Given 3.5 of 4 stars in last week’s People, it was praised as an ”intriguing mystery, shifting between past and present and among fully realized characters harboring deep secrets.” Booklist said it “will appeal to fans of Daphne du Maurier, Susanna Kearsley, and Audrey Niffenegger with its immensely relatable characters, passion, mystery, and twist ending.”

Summer Isn’t Over Yet

Friday, October 5th, 2012

      

Many of the big titles of the fall debut on best seller lists this week, but several of summer’s hits continue.

The biggest word-of-mouth hit in recent memory, Gone Girl, (RH/Crown; RH AudioBOT), is right behind J.K. Rowling’s The Casual Vacancy on the Indie Hardcover Fiction list (expect to see the same story when the NYT list is released later today) and continues to rival it in holds.

As predicted by holds, J.R. Moehringer’s debut novel, Sutton, (Hyperion, 9/25; Hyperion Audio; Thorndike Large Print), arrives on the list, at #13, which puts it below Maria Semple’s “divinely funny” (NYT) summer debut, Where’d You Go, Bernadette, (Hachette/Little, Brown; Hachette Audio; Thorndike Large Type in Dec) still on the list after 7 weeks. Another summer debut, The Light Between Oceans by M.L. Stedman (S&S/Scribner; Large type coming in November from Thorndike) continues at #14.

Just slipping off the Indie Best Seller list this week, Jess Walter’s Beautiful Ruins (Harper, 6/12) continues to show heavy holds (thanks to Liam Hegarty at Westchester County for the alert).

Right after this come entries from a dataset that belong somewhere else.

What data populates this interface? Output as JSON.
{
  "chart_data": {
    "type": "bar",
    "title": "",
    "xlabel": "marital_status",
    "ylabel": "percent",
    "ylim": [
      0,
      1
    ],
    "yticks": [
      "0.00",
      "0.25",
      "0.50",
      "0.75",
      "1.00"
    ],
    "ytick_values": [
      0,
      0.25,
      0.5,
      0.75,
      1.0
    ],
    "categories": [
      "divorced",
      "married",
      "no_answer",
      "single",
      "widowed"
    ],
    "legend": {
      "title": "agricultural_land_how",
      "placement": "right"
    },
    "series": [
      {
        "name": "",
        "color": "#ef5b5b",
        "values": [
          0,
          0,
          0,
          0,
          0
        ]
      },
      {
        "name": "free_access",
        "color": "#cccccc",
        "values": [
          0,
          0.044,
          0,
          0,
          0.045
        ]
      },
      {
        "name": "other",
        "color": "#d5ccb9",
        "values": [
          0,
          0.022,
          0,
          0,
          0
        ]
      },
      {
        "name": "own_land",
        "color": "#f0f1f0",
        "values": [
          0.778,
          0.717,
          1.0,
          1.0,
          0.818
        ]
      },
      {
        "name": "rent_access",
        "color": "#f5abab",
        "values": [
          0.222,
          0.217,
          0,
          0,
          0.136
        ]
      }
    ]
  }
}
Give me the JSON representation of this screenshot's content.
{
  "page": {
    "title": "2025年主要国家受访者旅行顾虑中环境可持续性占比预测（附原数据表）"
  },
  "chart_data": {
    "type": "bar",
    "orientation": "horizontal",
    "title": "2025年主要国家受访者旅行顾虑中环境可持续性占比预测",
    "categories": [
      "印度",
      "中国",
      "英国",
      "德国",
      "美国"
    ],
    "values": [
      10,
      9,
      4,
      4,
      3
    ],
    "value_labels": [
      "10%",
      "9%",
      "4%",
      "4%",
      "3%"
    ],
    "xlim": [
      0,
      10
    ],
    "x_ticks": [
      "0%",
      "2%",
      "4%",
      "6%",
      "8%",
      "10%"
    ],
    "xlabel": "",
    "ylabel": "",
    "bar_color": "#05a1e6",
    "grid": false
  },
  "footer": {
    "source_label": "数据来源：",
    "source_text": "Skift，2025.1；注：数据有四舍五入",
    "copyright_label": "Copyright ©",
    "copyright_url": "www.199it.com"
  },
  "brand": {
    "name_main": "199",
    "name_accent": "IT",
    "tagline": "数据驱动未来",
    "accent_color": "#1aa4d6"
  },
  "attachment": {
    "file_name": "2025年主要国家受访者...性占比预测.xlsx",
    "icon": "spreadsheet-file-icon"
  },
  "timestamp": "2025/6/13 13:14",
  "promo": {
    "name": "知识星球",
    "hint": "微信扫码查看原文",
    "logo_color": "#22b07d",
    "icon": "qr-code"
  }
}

It arrived to nearly rapturous reviews in June and rose steadily, peaking at #4 in its tenth week on sale. It moves to the extended list this week.

Groovin’ To The Classics

Wednesday, September 19th, 2012

Brace yourselves — officially licensed “Fifty Shades of Grey” products are about to hit shelves (including a version of the iconic necktie from Van Heusen).

EMI Music hosted a launch party in NYC for a classical music “soundtrack” on Monday, which uses the book’s cover art. It includes 15 classical pieces selected by E.L. James, the trilogy’s author (it should be safe even for those libraries who have shied away from stocking the books).

The VP of Classics at EMI predicts it will sell 15,000 copies in the first week.